Both of these things are true, at least within certain contexts. This probably explains at least part of the appeal of Ayn Rand’s** focus on rational self interest‒which, in a large society, is going to, in its limit, come to be the same thing as rational altruism. But it is strange to have those seemingly at least partly contradictory facts both be true, at least in a highly simplified outline of the social nature of naked house apes***.
It is terribly frustrating. Even the most well-intentioned people, like the person who made that point about humans being social and needing each other (or at least many of those who agree with those sentiments) will often virulently demonize those who are on the opposite side of a given political spectrum or argument, not even trying to show compassion or empathy or understanding for those who disagree with them.
Likewise, those on the “other side” who seem to wallow in self-righteousness and yearn for authoritarianism will nevertheless seemingly believe that, for instance, they follow the teachings of a very socialistic, compassion-loving rabbi from 1st century, Roman-controlled Judea.
These are some of the things that make me angry, not just the persistent headache and my other, never-ending body pains and mental divergences. And although anger can be energizing, it is also unpleasant and, as Radiohead said, “it wears me out”.
I can endure a lot, it seems, whether out of stubbornness or willpower or just my own form of stupidity, but there’s no clear reason to keep enduring when there’s no evidence of any available relief or any joy that lasts more than a few hours at a time before leaving me alone to stew in my own, solitary, odious juices again.
I really do hate the whole universe a lot of the time, and that time proportion appears to be growing as that time goes by, like the product of some perverse Dark Energy in my own psyche. I don’t know what to do about it in my almost entirely empty life.
I say almost entirely, because there are just enough little rays of light to keep me fooling myself that I might one day return to a satisfying, mutual daily existence with people I love, only to have those hopes draw away like a will-o-the-wisp, keeping me eager and even desperate to follow them, but leaving me lost and stranded in the marshland of my mind instead of just escaping into oblivion.
Oh, well. Life sucks. No shit, Sherlock, what else is new? Further clichés as thoughts warrant.
I hope you lot are in better mental states than I am, and that you each and all have a good day.

*To borrow an example, though I cannot right now recall from where.
**Do you think Ayn Rand might have been an undiagnosed autistic person? Discuss.

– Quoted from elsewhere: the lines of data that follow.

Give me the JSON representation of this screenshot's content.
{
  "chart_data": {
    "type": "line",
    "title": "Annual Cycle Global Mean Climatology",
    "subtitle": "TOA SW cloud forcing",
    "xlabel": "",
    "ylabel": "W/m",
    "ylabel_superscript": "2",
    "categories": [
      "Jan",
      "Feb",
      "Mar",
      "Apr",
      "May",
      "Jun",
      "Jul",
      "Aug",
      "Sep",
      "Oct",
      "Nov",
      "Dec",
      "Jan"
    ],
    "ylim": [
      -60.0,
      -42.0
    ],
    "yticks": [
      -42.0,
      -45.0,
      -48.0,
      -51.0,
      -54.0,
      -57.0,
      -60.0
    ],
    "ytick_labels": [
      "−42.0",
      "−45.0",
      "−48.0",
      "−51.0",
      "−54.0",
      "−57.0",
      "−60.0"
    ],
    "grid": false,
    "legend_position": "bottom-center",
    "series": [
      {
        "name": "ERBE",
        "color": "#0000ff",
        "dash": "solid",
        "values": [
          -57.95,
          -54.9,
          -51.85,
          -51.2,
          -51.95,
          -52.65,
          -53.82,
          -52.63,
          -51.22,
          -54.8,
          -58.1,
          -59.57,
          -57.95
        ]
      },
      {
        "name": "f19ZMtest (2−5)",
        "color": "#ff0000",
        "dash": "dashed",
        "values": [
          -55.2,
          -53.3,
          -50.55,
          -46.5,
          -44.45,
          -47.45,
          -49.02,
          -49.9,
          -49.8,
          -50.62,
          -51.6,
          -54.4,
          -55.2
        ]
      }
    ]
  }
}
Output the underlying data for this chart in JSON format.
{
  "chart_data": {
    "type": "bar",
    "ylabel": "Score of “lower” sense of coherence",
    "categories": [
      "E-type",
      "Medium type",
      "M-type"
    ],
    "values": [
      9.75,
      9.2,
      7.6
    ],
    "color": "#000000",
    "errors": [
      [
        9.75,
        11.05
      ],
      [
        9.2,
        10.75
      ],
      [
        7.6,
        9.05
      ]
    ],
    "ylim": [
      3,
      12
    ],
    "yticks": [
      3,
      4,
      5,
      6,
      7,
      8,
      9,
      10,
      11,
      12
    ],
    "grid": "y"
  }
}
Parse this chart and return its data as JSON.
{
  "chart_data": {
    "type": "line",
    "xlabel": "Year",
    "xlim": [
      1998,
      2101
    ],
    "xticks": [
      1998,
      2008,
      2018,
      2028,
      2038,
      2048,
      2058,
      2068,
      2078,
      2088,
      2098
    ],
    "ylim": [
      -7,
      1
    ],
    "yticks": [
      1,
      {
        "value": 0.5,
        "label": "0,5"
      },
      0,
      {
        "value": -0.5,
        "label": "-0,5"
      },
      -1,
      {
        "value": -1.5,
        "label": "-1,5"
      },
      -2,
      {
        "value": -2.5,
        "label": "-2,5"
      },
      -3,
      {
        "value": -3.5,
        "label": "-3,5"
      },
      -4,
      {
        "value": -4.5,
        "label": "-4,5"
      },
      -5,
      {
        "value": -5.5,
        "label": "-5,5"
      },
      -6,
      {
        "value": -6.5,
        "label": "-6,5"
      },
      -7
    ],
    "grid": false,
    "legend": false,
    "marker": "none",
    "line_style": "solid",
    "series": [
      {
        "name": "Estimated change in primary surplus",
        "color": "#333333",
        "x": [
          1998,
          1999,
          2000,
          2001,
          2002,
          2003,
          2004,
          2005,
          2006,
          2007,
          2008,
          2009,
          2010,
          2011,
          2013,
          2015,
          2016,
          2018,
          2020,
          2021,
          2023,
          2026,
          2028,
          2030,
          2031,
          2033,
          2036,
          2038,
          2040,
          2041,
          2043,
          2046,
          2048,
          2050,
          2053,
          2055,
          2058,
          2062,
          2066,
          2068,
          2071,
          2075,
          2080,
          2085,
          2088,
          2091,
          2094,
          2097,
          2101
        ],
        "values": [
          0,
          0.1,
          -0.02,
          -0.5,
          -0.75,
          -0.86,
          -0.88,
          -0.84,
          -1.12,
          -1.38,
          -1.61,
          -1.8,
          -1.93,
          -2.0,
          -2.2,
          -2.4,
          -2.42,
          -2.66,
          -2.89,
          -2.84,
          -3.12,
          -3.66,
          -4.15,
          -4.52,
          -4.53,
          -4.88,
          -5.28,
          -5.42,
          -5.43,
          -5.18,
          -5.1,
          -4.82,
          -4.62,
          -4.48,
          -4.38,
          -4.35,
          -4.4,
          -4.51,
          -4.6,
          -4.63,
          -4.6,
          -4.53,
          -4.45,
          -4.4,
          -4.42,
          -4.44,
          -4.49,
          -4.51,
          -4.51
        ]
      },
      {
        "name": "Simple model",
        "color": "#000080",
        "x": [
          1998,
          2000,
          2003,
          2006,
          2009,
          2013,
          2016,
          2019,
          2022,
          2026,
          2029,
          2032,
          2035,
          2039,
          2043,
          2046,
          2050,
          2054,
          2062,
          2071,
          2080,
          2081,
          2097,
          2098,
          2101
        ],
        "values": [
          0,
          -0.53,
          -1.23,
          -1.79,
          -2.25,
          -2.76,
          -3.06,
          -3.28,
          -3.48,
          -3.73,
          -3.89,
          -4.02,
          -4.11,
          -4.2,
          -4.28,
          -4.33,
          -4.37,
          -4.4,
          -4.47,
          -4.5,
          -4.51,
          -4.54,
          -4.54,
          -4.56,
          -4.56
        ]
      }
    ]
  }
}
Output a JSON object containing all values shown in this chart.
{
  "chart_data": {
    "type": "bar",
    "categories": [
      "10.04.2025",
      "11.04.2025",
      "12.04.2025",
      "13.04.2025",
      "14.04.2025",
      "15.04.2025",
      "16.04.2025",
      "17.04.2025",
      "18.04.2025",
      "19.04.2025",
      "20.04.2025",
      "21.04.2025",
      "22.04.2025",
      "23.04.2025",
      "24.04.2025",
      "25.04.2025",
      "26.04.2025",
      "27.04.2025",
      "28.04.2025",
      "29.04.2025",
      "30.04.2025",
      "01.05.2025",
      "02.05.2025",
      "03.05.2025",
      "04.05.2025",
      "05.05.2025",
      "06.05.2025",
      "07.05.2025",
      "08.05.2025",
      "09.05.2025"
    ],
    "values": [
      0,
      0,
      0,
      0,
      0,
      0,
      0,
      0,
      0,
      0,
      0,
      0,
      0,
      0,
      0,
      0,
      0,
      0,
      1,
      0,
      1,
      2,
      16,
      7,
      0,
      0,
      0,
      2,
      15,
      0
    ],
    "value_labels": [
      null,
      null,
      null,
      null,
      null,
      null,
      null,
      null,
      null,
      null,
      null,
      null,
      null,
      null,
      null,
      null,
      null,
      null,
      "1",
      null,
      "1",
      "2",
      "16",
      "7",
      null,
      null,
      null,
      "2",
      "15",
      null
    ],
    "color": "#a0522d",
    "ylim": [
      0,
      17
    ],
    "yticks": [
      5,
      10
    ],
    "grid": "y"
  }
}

***It reminds me of the “Riddle of Steel” as described in the movie Conan the Barbarian. Early in the movie, Conan’s father tells him that you cannot rely on men or gods, but that you can trust steel. But then, later, Thulsa Doom (played by James Earl Jones) reveals the punchline of the riddle: Steel is not strong, flesh (i.e., a person) is stronger. These contradictory truths engender and represent the vortex of seeming paradox through which people must try to navigate, to find the eye of the storm, the balance point at which effective action is possible.